The position paper said while obtaining an approved drilling permit on federal land has always been more time-consuming, expensive, and cumbersome than on state land, “the ‘slow-walk’ on permitting seen in [FY] 2009 is another example of DOI inaction that is hampering development of American gas and oil.” Long drilling permit application timeframes also violate specific deadlines established under the 2005 Energy Policy Act, it added.

“Depending on the field office, many permits have been taking over a year to process,” it said. “The slow-down and uncertainty in the leasing process is especially egregious, given the recent 62% increase in the [drilling permit application] fee to $6,500, despite the fact that for every dollar spent by BLM administering the federal gas and oil program, companies return $46 in royalties, rents, and bonuses.”

It noted that EPACT Section 390 directed BLM to use categorical exclusions (CXs0 to expedite energy supplies by avoiding redundant analysis and unnecessary red tape which often accompany the permitting process. “IPAMS is deeply concerned about potential actions from DOI that would eliminate or several limit the use of CXs by requiring review for extraordinary circumstances,” IPAMS said. “There is nothing in the statutory language that even mentions extraordinary circumstances. Rather, the language is straightforward in mandating the use of CXs. For DOI to review CXs for extraordinary circumstances is an overreach of the intent of the law.”

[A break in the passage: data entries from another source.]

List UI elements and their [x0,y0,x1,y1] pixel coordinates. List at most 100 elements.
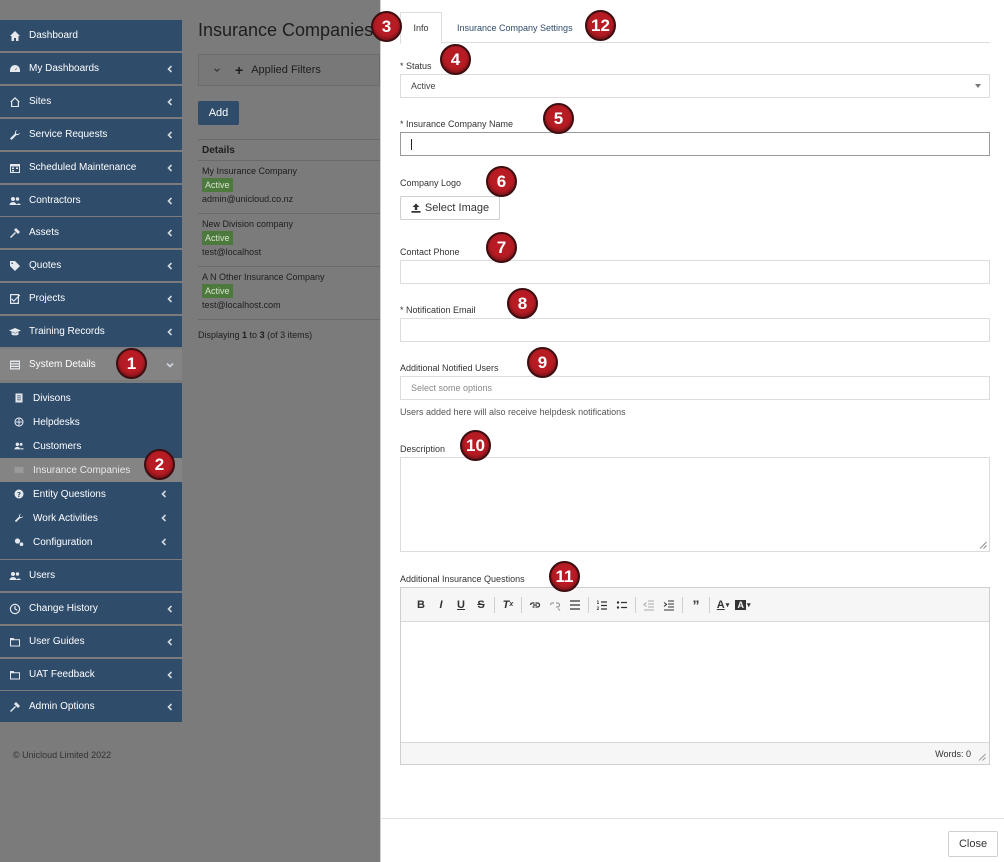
users-icon [8,194,22,208]
company-name: My Insurance Company [202,166,298,176]
chevron-left-icon [165,637,175,647]
sidebar-item-projects[interactable]: Projects [0,283,182,314]
editor-toolbar: B I U S Tx 12 ” A ▾ A ▾ [401,588,989,622]
toolbar-separator [521,596,522,613]
company-email: test@localhost.com [202,300,281,310]
applied-filters-bar[interactable]: + Applied Filters [198,54,380,86]
callout-marker-3: 3 [371,11,402,42]
bulleted-list-icon[interactable] [612,595,632,615]
count-mid: to [247,330,260,340]
sidebar-item-label: Training Records [29,326,105,337]
tab-info[interactable]: Info [400,12,442,44]
additional-notified-users-select[interactable]: Select some options [400,376,990,400]
additional-insurance-questions-label: Additional Insurance Questions [400,574,525,584]
company-logo-label: Company Logo [400,178,462,188]
sidebar: Dashboard My Dashboards Sites Service Re… [0,0,182,862]
table-row[interactable]: A N Other Insurance Company Active test@… [198,267,380,320]
sidebar-item-dashboard[interactable]: Dashboard [0,20,182,51]
table-row[interactable]: My Insurance Company Active admin@uniclo… [198,161,380,214]
calendar-icon [8,161,22,175]
sidebar-item-assets[interactable]: Assets [0,217,182,248]
background-page: Insurance Companies + Applied Filters Ad… [182,0,380,862]
text-color-icon[interactable]: A ▾ [713,595,733,615]
companies-table: Details My Insurance Company Active admi… [198,139,380,320]
strikethrough-icon[interactable]: S [471,595,491,615]
sidebar-item-label: Contractors [29,195,81,206]
submenu-item-configuration[interactable]: Configuration [0,530,182,554]
tab-insurance-company-settings[interactable]: Insurance Company Settings [457,12,573,44]
horizontal-rule-icon[interactable] [565,595,585,615]
sidebar-item-system-details[interactable]: System Details [0,349,182,380]
submenu-item-divisons[interactable]: Divisons [0,386,182,410]
chevron-left-icon [159,489,169,499]
sidebar-item-training-records[interactable]: Training Records [0,316,182,347]
callout-marker-4: 4 [440,44,471,75]
sidebar-item-sites[interactable]: Sites [0,86,182,117]
remove-format-icon[interactable]: Tx [498,595,518,615]
notification-email-label: * Notification Email [400,305,476,315]
wrench-icon [13,512,25,524]
rich-text-editor: B I U S Tx 12 ” A ▾ A ▾ Words: 0 [400,587,990,765]
submenu-item-work-activities[interactable]: Work Activities [0,506,182,530]
submenu-item-label: Entity Questions [33,488,106,500]
sidebar-item-change-history[interactable]: Change History [0,593,182,624]
link-icon[interactable] [525,595,545,615]
sidebar-item-uat-feedback[interactable]: UAT Feedback [0,659,182,690]
unlink-icon[interactable] [545,595,565,615]
sidebar-item-service-requests[interactable]: Service Requests [0,119,182,150]
sidebar-item-label: Quotes [29,260,62,271]
table-row[interactable]: New Division company Active test@localho… [198,214,380,267]
bold-icon[interactable]: B [411,595,431,615]
description-textarea[interactable] [400,457,990,552]
resize-grip-icon[interactable] [978,753,986,761]
question-icon: ? [13,488,25,500]
callout-marker-1: 1 [116,348,147,379]
editor-content-area[interactable] [401,622,989,743]
background-color-icon[interactable]: A ▾ [733,595,753,615]
underline-icon[interactable]: U [451,595,471,615]
dashboard-icon [8,62,22,76]
tag-icon [8,259,22,273]
footer-divider [381,818,1004,819]
svg-text:1: 1 [597,600,600,605]
chevron-left-icon [165,702,175,712]
insurance-company-name-label: * Insurance Company Name [400,119,514,129]
chevron-down-icon[interactable] [209,62,225,78]
sidebar-item-label: UAT Feedback [29,669,95,680]
insurance-company-name-input[interactable] [400,132,990,156]
sidebar-item-my-dashboards[interactable]: My Dashboards [0,53,182,84]
contact-phone-input[interactable] [400,260,990,284]
sidebar-item-quotes[interactable]: Quotes [0,250,182,281]
chevron-left-icon [165,327,175,337]
chevron-left-icon [159,513,169,523]
select-image-button[interactable]: Select Image [400,196,500,220]
caret-down-icon [975,84,981,88]
sidebar-item-contractors[interactable]: Contractors [0,185,182,216]
submenu-item-label: Customers [33,440,82,452]
close-button[interactable]: Close [948,831,998,857]
sidebar-item-admin-options[interactable]: Admin Options [0,691,182,722]
notification-email-input[interactable] [400,318,990,342]
folder-icon [8,668,22,682]
sidebar-item-scheduled-maintenance[interactable]: Scheduled Maintenance [0,152,182,183]
status-select[interactable]: Active [400,74,990,98]
add-button[interactable]: Add [198,101,239,125]
resize-grip-icon[interactable] [979,541,987,549]
status-value: Active [411,81,436,91]
indent-icon[interactable] [659,595,679,615]
sidebar-item-user-guides[interactable]: User Guides [0,626,182,657]
toolbar-separator [494,596,495,613]
callout-marker-8: 8 [507,288,538,319]
sidebar-item-users[interactable]: Users [0,560,182,591]
numbered-list-icon[interactable]: 12 [592,595,612,615]
folder-icon [8,635,22,649]
chevron-left-icon [165,261,175,271]
outdent-icon[interactable] [639,595,659,615]
italic-icon[interactable]: I [431,595,451,615]
home-icon [8,29,22,43]
submenu-item-helpdesks[interactable]: Helpdesks [0,410,182,434]
svg-text:2: 2 [597,606,600,611]
submenu-item-entity-questions[interactable]: ? Entity Questions [0,482,182,506]
blockquote-icon[interactable]: ” [686,595,706,615]
sidebar-item-label: System Details [29,359,96,370]
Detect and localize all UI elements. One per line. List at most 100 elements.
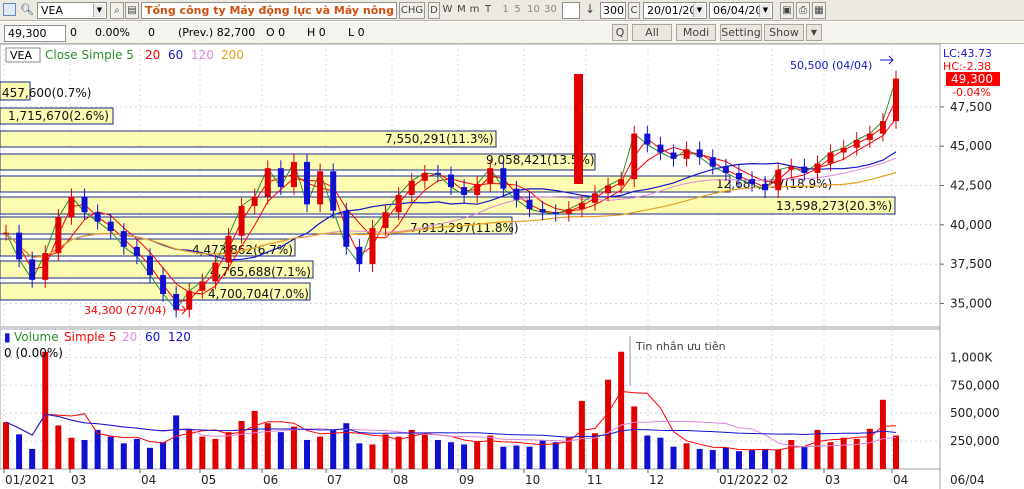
candle-body (631, 133, 638, 180)
symbol-select[interactable]: VEA ▼ (37, 2, 107, 19)
candle-body (762, 183, 769, 191)
price-tick-label: 40,000 (950, 218, 992, 232)
volume-bar (343, 423, 350, 469)
high-value: H 0 (307, 26, 326, 39)
volume-bar (264, 423, 271, 469)
c-button[interactable]: C (628, 2, 640, 19)
date-to-select[interactable]: 06/04/202 ▼ (709, 2, 773, 19)
legend-symbol: VEA (10, 49, 32, 62)
change-value: 0 (70, 26, 77, 39)
modi-button[interactable]: Modi (676, 24, 716, 41)
candle-body (81, 196, 88, 213)
interval-10[interactable]: 10 (526, 2, 541, 19)
legend-ma20: 20 (145, 48, 160, 62)
time-tick-label: 03 (825, 473, 840, 487)
candle-body (814, 163, 821, 173)
candle-body (395, 194, 402, 213)
bar-count-input[interactable]: 300 (600, 2, 626, 19)
candle-body (199, 281, 206, 291)
price-spike (574, 74, 583, 184)
volume-bar (749, 450, 756, 469)
volume-bar (277, 432, 284, 469)
legend-volume: Volume (14, 330, 59, 344)
volume-bar (304, 439, 311, 469)
grid-icon[interactable] (3, 3, 16, 16)
quote-bar: 49,300 0 0.00% 0 (Prev.) 82,700 O 0 H 0 … (0, 22, 1024, 44)
price-volume-chart[interactable]: 457,600(0.7%) 1,715,670(2.6%) 7,550,291(11… (0, 44, 1024, 489)
candle-body (212, 262, 219, 282)
legend-ma200: 200 (221, 48, 244, 62)
volume-bar (500, 446, 507, 469)
volume-bar (526, 446, 533, 469)
all-button[interactable]: All (632, 24, 672, 41)
interval-1[interactable]: 1 (500, 2, 511, 19)
volume-bar (709, 450, 716, 469)
volume-bar (591, 433, 598, 469)
candle-body (709, 157, 716, 167)
volume-tick-label: 750,000 (950, 378, 1000, 392)
q-button[interactable]: Q (612, 24, 628, 41)
blank-field[interactable] (562, 2, 580, 19)
legend-vol-ma120: 120 (168, 330, 191, 344)
volume-bar (16, 434, 23, 469)
candle-body (657, 144, 664, 153)
volume-bar (474, 441, 481, 469)
period-min[interactable]: m (469, 2, 480, 19)
volume-bar (762, 448, 769, 469)
candle-body (146, 256, 153, 276)
candle-body (330, 171, 337, 211)
search-icon[interactable]: 🔍︎ (20, 3, 34, 17)
time-tick-label: 09 (459, 473, 474, 487)
volume-bar (879, 399, 886, 469)
period-t[interactable]: T (482, 2, 494, 19)
volume-tick-label: 250,000 (950, 434, 1000, 448)
time-cursor-label: 06/04 (950, 473, 985, 487)
chevron-down-icon[interactable]: ▼ (93, 4, 105, 17)
candle-body (42, 253, 49, 280)
dropdown-icon[interactable]: ▼ (806, 24, 822, 41)
candle-body (513, 188, 520, 200)
period-m[interactable]: M (455, 2, 468, 19)
period-d[interactable]: D (428, 2, 440, 19)
time-tick-label: 01/2022 (719, 473, 769, 487)
settings-icon[interactable]: ▦ (812, 2, 826, 19)
chevron-down-icon[interactable]: ▼ (759, 4, 771, 17)
interval-30[interactable]: 30 (543, 2, 558, 19)
candle-body (16, 232, 23, 260)
save-icon[interactable]: ▣ (780, 2, 794, 19)
candle-body (369, 227, 376, 265)
candle-body (552, 212, 559, 214)
volume-profile-label: 457,600(0.7%) (2, 86, 91, 100)
legend-close: Close Simple 5 (45, 48, 134, 62)
chg-button[interactable]: CHG (399, 2, 425, 19)
candle-body (304, 161, 311, 205)
time-tick-label: 04 (141, 473, 156, 487)
volume-info: 0 (0.00%) (4, 346, 63, 360)
period-w[interactable]: W (441, 2, 454, 19)
candle-body (107, 221, 114, 232)
volume-bar (578, 400, 585, 469)
candle-body (94, 212, 101, 222)
candle-body (238, 205, 245, 236)
compare-icon[interactable]: ▤ (125, 2, 139, 19)
time-tick-label: 05 (201, 473, 216, 487)
arrow-down-icon[interactable]: ↓ (583, 2, 597, 19)
print-icon[interactable]: ⎙ (796, 2, 810, 19)
time-tick-label: 08 (393, 473, 408, 487)
candle-body (539, 209, 546, 213)
candle-body (735, 172, 742, 180)
volume-bar (893, 435, 899, 469)
candle-body (500, 168, 507, 189)
volume-bar (330, 429, 337, 469)
symbol-value: VEA (41, 4, 63, 17)
candle-body (133, 246, 140, 257)
chevron-down-icon[interactable]: ▼ (693, 4, 705, 17)
volume-bar (696, 448, 703, 469)
setting-button[interactable]: Setting (720, 24, 762, 41)
date-from-select[interactable]: 20/01/202 ▼ (643, 2, 707, 19)
show-button[interactable]: Show (764, 24, 804, 41)
candle-body (55, 216, 62, 254)
last-price: 49,300 (951, 72, 993, 86)
interval-5[interactable]: 5 (512, 2, 523, 19)
zoom-icon[interactable]: ⌕ (110, 2, 124, 19)
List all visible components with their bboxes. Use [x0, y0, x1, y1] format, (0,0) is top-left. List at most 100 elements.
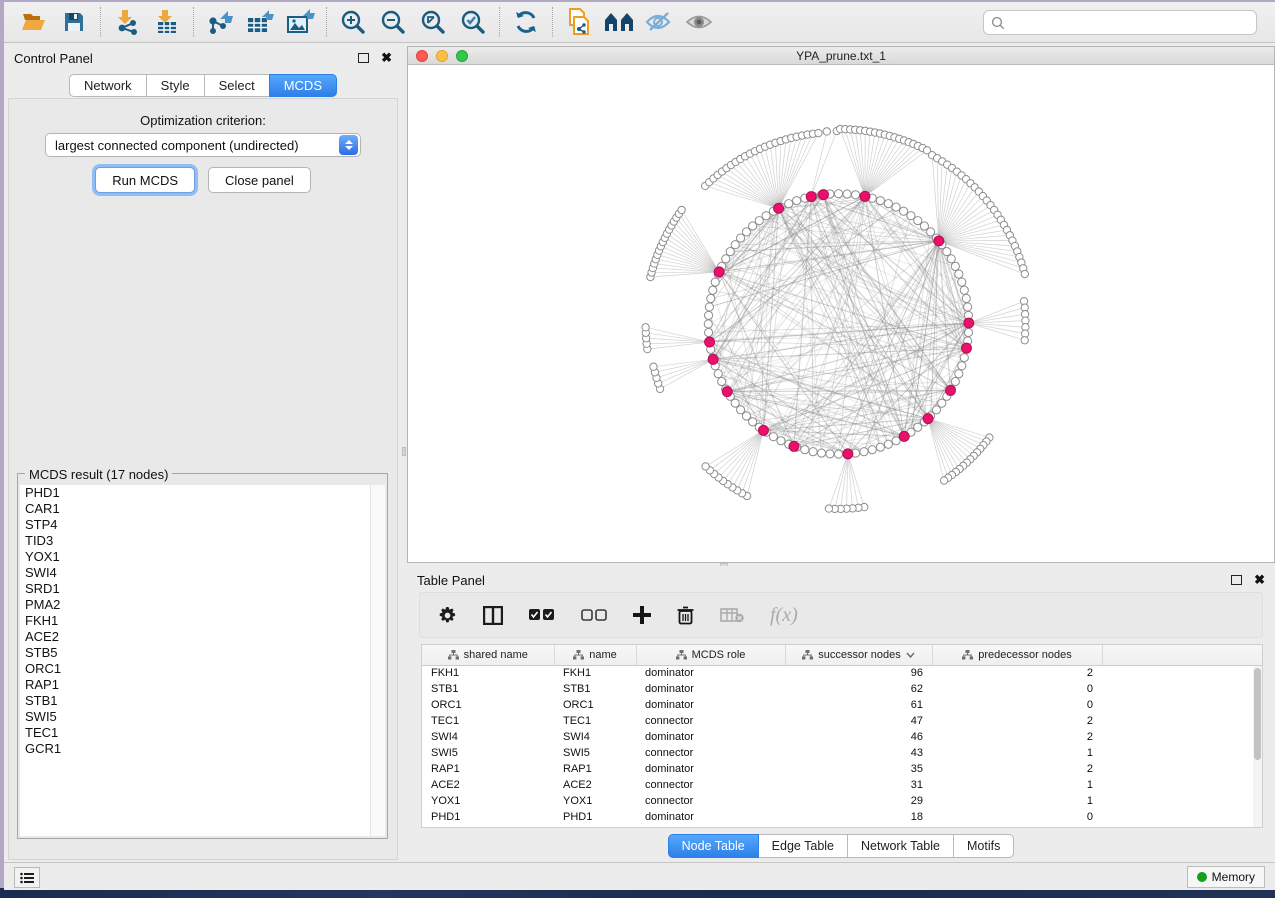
table-row[interactable]: ACE2ACE2connector311 [422, 777, 1262, 793]
mcds-result-item[interactable]: YOX1 [20, 549, 385, 565]
float-panel-icon[interactable] [358, 53, 369, 63]
deselect-all-rows-icon[interactable] [581, 609, 607, 622]
table-row[interactable]: FKH1FKH1dominator962 [422, 665, 1262, 681]
cell-name[interactable]: SWI4 [554, 729, 636, 745]
table-tab-edge-table[interactable]: Edge Table [758, 834, 848, 858]
cell-name[interactable]: ACE2 [554, 777, 636, 793]
mcds-result-item[interactable]: SWI4 [20, 565, 385, 581]
cell-mcds_role[interactable]: dominator [636, 761, 785, 777]
cell-name[interactable]: RAP1 [554, 761, 636, 777]
cell-successor_nodes[interactable]: 96 [785, 665, 932, 681]
cell-predecessor_nodes[interactable]: 1 [932, 777, 1102, 793]
optimization-criterion-select[interactable]: largest connected component (undirected) [45, 133, 361, 157]
table-scrollbar-thumb[interactable] [1254, 668, 1261, 760]
mcds-result-item[interactable]: RAP1 [20, 677, 385, 693]
cell-predecessor_nodes[interactable]: 2 [932, 729, 1102, 745]
mcds-result-item[interactable]: STB1 [20, 693, 385, 709]
column-header-shared-name[interactable]: shared name [422, 645, 554, 665]
table-row[interactable]: ORC1ORC1dominator610 [422, 697, 1262, 713]
cell-name[interactable]: STB1 [554, 681, 636, 697]
mcds-result-item[interactable]: TEC1 [20, 725, 385, 741]
cell-shared_name[interactable]: YOX1 [422, 793, 554, 809]
network-search-box[interactable] [983, 10, 1257, 35]
mcds-result-list[interactable]: PHD1CAR1STP4TID3YOX1SWI4SRD1PMA2FKH1ACE2… [20, 485, 385, 836]
cell-shared_name[interactable]: ORC1 [422, 697, 554, 713]
table-scrollbar[interactable] [1253, 666, 1262, 827]
float-table-panel-icon[interactable] [1231, 575, 1242, 585]
copy-network-icon[interactable] [559, 5, 599, 39]
table-row[interactable]: STB1STB1dominator620 [422, 681, 1262, 697]
save-session-icon[interactable] [54, 5, 94, 39]
column-layout-icon[interactable] [483, 606, 503, 625]
cell-shared_name[interactable]: FKH1 [422, 665, 554, 681]
cell-name[interactable]: YOX1 [554, 793, 636, 809]
table-row[interactable]: YOX1YOX1connector291 [422, 793, 1262, 809]
cell-mcds_role[interactable]: connector [636, 777, 785, 793]
table-settings-icon[interactable] [438, 606, 457, 625]
cell-shared_name[interactable]: TEC1 [422, 713, 554, 729]
cell-shared_name[interactable]: SWI4 [422, 729, 554, 745]
cell-predecessor_nodes[interactable]: 2 [932, 713, 1102, 729]
cell-name[interactable]: SWI5 [554, 745, 636, 761]
mcds-result-item[interactable]: CAR1 [20, 501, 385, 517]
network-graph[interactable] [408, 66, 1274, 562]
console-log-button[interactable] [14, 867, 40, 888]
mcds-result-item[interactable]: TID3 [20, 533, 385, 549]
mcds-result-item[interactable]: SRD1 [20, 581, 385, 597]
cell-mcds_role[interactable]: dominator [636, 697, 785, 713]
mcds-result-item[interactable]: STB5 [20, 645, 385, 661]
export-network-icon[interactable] [200, 5, 240, 39]
zoom-fit-icon[interactable] [413, 5, 453, 39]
mcds-result-item[interactable]: ACE2 [20, 629, 385, 645]
cell-successor_nodes[interactable]: 61 [785, 697, 932, 713]
table-row[interactable]: PHD1PHD1dominator180 [422, 809, 1262, 825]
memory-button[interactable]: Memory [1187, 866, 1265, 888]
table-row[interactable]: TEC1TEC1connector472 [422, 713, 1262, 729]
tab-select[interactable]: Select [204, 74, 270, 97]
show-all-icon[interactable] [679, 5, 719, 39]
export-table-icon[interactable] [240, 5, 280, 39]
maximize-window-icon[interactable] [456, 50, 468, 62]
import-table-icon[interactable] [147, 5, 187, 39]
cell-name[interactable]: PHD1 [554, 809, 636, 825]
import-network-icon[interactable] [107, 5, 147, 39]
export-image-icon[interactable] [280, 5, 320, 39]
cell-predecessor_nodes[interactable]: 0 [932, 697, 1102, 713]
table-tab-network-table[interactable]: Network Table [847, 834, 954, 858]
mcds-list-scrollbar[interactable] [370, 485, 385, 836]
hide-selected-icon[interactable] [639, 5, 679, 39]
cell-shared_name[interactable]: SWI5 [422, 745, 554, 761]
cell-successor_nodes[interactable]: 46 [785, 729, 932, 745]
search-input[interactable] [1005, 16, 1256, 30]
table-tab-node-table[interactable]: Node Table [668, 834, 759, 858]
table-row[interactable]: SWI5SWI5connector431 [422, 745, 1262, 761]
cell-mcds_role[interactable]: connector [636, 745, 785, 761]
first-neighbors-icon[interactable] [599, 5, 639, 39]
add-column-icon[interactable] [633, 606, 651, 624]
cell-name[interactable]: ORC1 [554, 697, 636, 713]
column-header-MCDS-role[interactable]: MCDS role [636, 645, 785, 665]
tab-style[interactable]: Style [146, 74, 205, 97]
cell-shared_name[interactable]: STB1 [422, 681, 554, 697]
column-header-predecessor-nodes[interactable]: predecessor nodes [932, 645, 1102, 665]
tab-network[interactable]: Network [69, 74, 147, 97]
table-row[interactable]: RAP1RAP1dominator352 [422, 761, 1262, 777]
table-tab-motifs[interactable]: Motifs [953, 834, 1014, 858]
cell-name[interactable]: FKH1 [554, 665, 636, 681]
cell-predecessor_nodes[interactable]: 0 [932, 809, 1102, 825]
cell-successor_nodes[interactable]: 18 [785, 809, 932, 825]
zoom-out-icon[interactable] [373, 5, 413, 39]
cell-mcds_role[interactable]: dominator [636, 809, 785, 825]
mcds-result-item[interactable]: FKH1 [20, 613, 385, 629]
mcds-result-item[interactable]: ORC1 [20, 661, 385, 677]
zoom-in-icon[interactable] [333, 5, 373, 39]
delete-column-icon[interactable] [677, 606, 694, 625]
mcds-result-item[interactable]: PHD1 [20, 485, 385, 501]
close-window-icon[interactable] [416, 50, 428, 62]
cell-shared_name[interactable]: ACE2 [422, 777, 554, 793]
cell-successor_nodes[interactable]: 62 [785, 681, 932, 697]
refresh-view-icon[interactable] [506, 5, 546, 39]
mcds-result-item[interactable]: PMA2 [20, 597, 385, 613]
column-header-name[interactable]: name [554, 645, 636, 665]
close-panel-icon[interactable]: ✖ [381, 53, 392, 63]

CXs are one of EPACT’s success stories, and their use in the energy permitting process has resulted in BLM field employees to increase environmental inspections and reduce the drilling permit application backlog, IPAMS said. They also are appropriate under NEPA, it continued, and were significant under the 2009 American Recovery and Reinvestment Act, when 134,000 CXs out of 139,000 NEPA reviews were used to distribute stimulus funds, according to the White House Council on Environmental Quality.